Im Pavillon werden außerdem über 280 lokale Vereine vorgestellt, die im historischen Zentrum von Venedig tätig sind. Einige der im Gewächshaus und in den Küchen tätigen Personen kommen aus Genesungsgemeinschaften, die hier eine Ausbildung und in vielen Fällen auch Arbeit finden.
„Restaurieren bedeutet nicht, die Spuren der Zeit zu löschen, sondern die Risse als Öffnungen für neue Möglichkeiten aufzuwerten“, kommentiert Marina Otero Verzier. Der Raum wird nicht vollständig fertiggestellt sein, sondern offen, unvollendet und einladend bleiben, wie eine Schwelle zwischen Vergangenheit und Zukunft. Ein Altar aus dem 18. Jahrhundert wird vor den Augen der Besucher restauriert, die dank der Zusammenarbeit mit Lares, einem auf Denkmalpflege spezialisierten Unternehmen, die Arbeit der Fachleute beobachten können. Auch die Musik wird eine zentrale Rolle spielen. Das Konservatorium „Benedetto Marcello“ in Venedig unterstützt junge Musiker, indem es an den Wochenenden Proberäume und Instrumente (einschließlich Harfe und Klavier) zur Verfügung stellt. Musiker können den Raum online buchen und so dazu beitragen, den Pavillon zu einem bewohnten Klangraum zu machen.
Das Projekt, das von Intesa Sanpaolo als Hauptpartner unterstützt wird, zielt darauf ab, ein alternatives und replizierbares Modell eines kulturellen Raums zur Biennale zu bringen. „Kunst ist ein außergewöhnliches Instrument zur Bewältigung aktueller sozialer Herausforderungen“, sagte Michele Coppola, Geschäftsführer für Kunst, Kultur und historisches Erbe bei Intesa Sanpaolo.

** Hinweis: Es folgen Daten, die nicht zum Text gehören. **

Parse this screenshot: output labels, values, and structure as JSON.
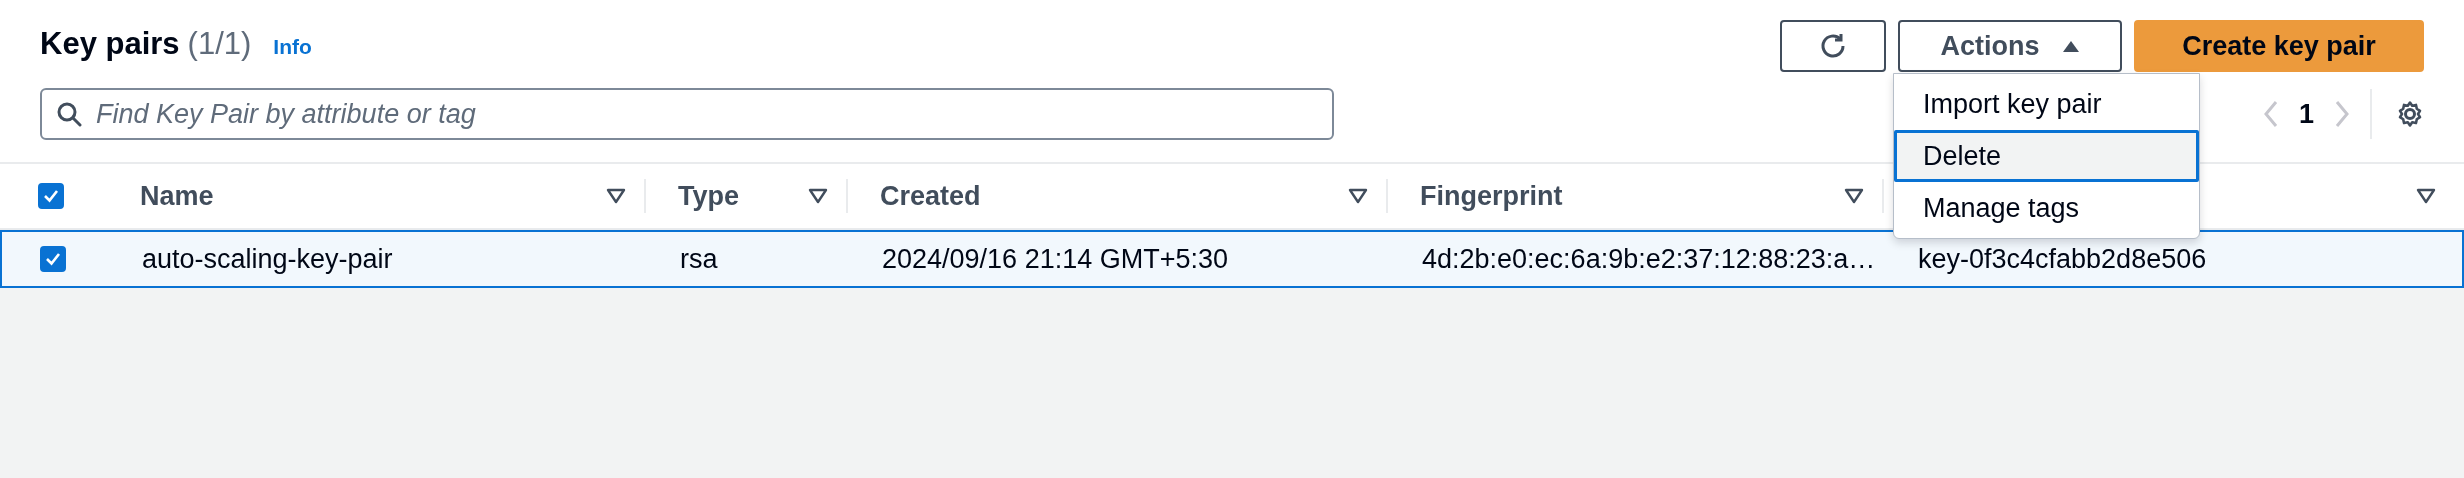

„Opera Aperta“ ist mehr als ein Pavillon: Es ist eine Geste, ein soziales Experiment, ein Akt des Glaubens an die transformative Kraft der Architektur, wenn sie zur Fürsorge wird. Es ist der Beweis, dass es möglich ist, Ästhetik und Gerechtigkeit, Wiederherstellung und Beziehung, Erinnerung und Vorstellungskraft zu vereinen. In einer Welt im Feuer, so der Generalkurator der Biennale Carlo Ratti, „brauchen wir eine Architektur, die die gesamte Intelligenz, die uns umgibt, aktivieren kann – die natürliche, die künstliche, aber vor allem die kollektive.“ Der Pavillon des Heiligen Stuhls antwortet auf diese Herausforderung mit einem konkreten, poetischen und zutiefst menschlichen Vorschlag.